Rien ne laissait présager du résultat de cette soirée. On aurait pu tout prévoir, repérer les noms connus sur Resident Advisor et acheter ses tickets, on aurait obtenu la certitude d’en avoir pour nos billets. C’est tout l’inverse qui est arrivé. On m’explique que pour obtenir l’adresse de la  soirée vers laquelle on se dirige, il a fallu envoyer un mail aux organisateurs. Un saut à l’aveugle dans une soirée sans connaître sa réputation, son lieu ou ses têtes d’affiches.

C’est donc sans attentes et sans maitrise sur le cours des événements qu’on est arrivé devant la porte de cette soirée sans nom, installée dans un bâtiment d’apparence anodine situé dans une de ses nombreuses rues indifférenciées que peut compter Brooklyn. La seule certitude du soir, celle d’être accompagné d’une joyeuse bande prête à s’amuser. Parfois il ne suffit que de ça. On entre donc, à peine quelques marches entamées et le boum-boum techno que l’on chérit tant vient nous accueillir. La première salle est dans le noir total, si ce n’est quelques néons rouges. Avec ses mannequins couvert de peintures luminescentes, l’ambiance fait train fantôme. Il y a déjà une bonne ambiance parmi les danseurs qu’on sent venus pour se donner, mais on ne restera pas plus longtemps dans cette salle à la chaleur étouffante. Quelques marches de plus, et, enfin nous découvrons le trésor de cette soirée, le rooftop. Un toit comme il en existe beaucoup à Brooklyn, à l’exception que celui-ci dispose d’une cabine DJ installée dans un coin et d’un espace Vjing fait maison, le tout entouré de graffitis. Après un tour des lieux, enchanté d’avoir trouvé une telle pépite, on se promet de ne jamais redescendre et de rester aussi longtemps que le corps acceptera. De fait, la house subtile que délivrent les DJs s’enchainant aux platines nous aident à passer ce moment sans se soucier de l’heure.

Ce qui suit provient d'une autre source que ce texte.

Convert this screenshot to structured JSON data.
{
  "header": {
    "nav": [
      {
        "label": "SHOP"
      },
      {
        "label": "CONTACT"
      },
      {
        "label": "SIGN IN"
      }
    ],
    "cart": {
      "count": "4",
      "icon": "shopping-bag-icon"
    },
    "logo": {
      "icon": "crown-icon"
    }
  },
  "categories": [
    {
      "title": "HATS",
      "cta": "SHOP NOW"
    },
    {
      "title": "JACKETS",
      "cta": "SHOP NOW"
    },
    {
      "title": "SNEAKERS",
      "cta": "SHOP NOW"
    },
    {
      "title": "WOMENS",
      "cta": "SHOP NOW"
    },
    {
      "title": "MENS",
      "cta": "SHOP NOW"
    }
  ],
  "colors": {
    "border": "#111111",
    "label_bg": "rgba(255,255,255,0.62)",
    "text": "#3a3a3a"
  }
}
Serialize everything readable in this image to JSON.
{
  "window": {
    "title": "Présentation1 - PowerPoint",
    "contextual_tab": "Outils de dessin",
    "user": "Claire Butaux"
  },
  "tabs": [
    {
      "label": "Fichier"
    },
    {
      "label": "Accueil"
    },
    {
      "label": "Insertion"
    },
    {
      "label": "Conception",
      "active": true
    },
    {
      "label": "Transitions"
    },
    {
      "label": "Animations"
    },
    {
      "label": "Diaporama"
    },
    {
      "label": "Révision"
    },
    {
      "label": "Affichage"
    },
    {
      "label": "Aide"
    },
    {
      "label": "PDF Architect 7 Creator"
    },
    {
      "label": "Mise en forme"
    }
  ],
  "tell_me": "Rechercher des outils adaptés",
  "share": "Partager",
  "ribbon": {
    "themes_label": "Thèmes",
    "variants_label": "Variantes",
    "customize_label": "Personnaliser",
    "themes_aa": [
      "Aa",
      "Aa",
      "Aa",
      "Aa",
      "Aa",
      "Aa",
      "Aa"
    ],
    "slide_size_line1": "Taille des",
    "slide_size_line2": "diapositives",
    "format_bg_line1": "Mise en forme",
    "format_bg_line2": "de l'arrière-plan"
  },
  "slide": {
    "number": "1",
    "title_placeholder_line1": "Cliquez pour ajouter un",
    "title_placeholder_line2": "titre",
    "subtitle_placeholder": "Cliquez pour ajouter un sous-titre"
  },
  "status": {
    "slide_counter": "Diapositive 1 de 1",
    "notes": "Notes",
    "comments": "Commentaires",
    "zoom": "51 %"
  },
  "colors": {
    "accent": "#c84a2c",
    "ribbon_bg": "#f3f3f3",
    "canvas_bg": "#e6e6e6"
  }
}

Le charme de cet événement, c’est qu’il échappe à la grille de lecture habituelle des soirées électroniques. Les DJs sont des locaux dont on ne connait rien et leurs sets ne cherchent pas le peak time à tout prix, mais plutôt prendre le public par la main et l’emmener le plus loin possible. L’ambiance est à la détente, personne ne se pousse pour danser. De toute façon il n’y a pas vraiment de délimitation entre les différents espaces. Alors hormis ceux qui ont décidé de s’allonger sur les inclinaisons naturelles du toit, ça discute ou ça danse, autour d’une cigarette ou d’une canette. On se sent libres et sans pression du monde extérieur et petit à petit le soleil se lève sur nous. À New-York, les clubs officiels sont régis de fermer à quatre heures du matin, mais ici, sur ce toit, les organisateurs ont prévu de rester jusqu’à midi. Le DJ qui officie aux platines est rejoint par un autre, les deux se mettent à jouer ensemble, il part puis revient pour placer quelques vinyles en plus, la bonne humeur des fêtards reste inchangée. Le soleil commence à taper fort, et la chaleur associée à plusieurs heures de déhanchements commence révéler les limites de nos forces. Pour l’honneur, on retourne danser devant la cabine du DJ, à l’ombre, puis, sur les coups de 9h, on se décide, non pas à abandonner, mais à accepter qu’on a eu notre quota de bonheur.

rooftop party brooklyn

L’aura de mystère et l’impression d’avoir trouvé quelque chose de rare ont joué dans l’expérience vécue, et gardée de manière romancée en souvenir. Tout le mérite revient à l’équipe derrière cette soirée qui a su créer un espace de fête comme on en voit peu souvent. Juste avant notre départ, le DJ se met à jouer “Atmosphrique” de Metro Area, duo maintenant légendaire qui fit ses débuts à Brooklyn. Malgré toutes les difficultés qui viennent se mettre en travers de son chemin, l’underground New-Yorkais résiste encore.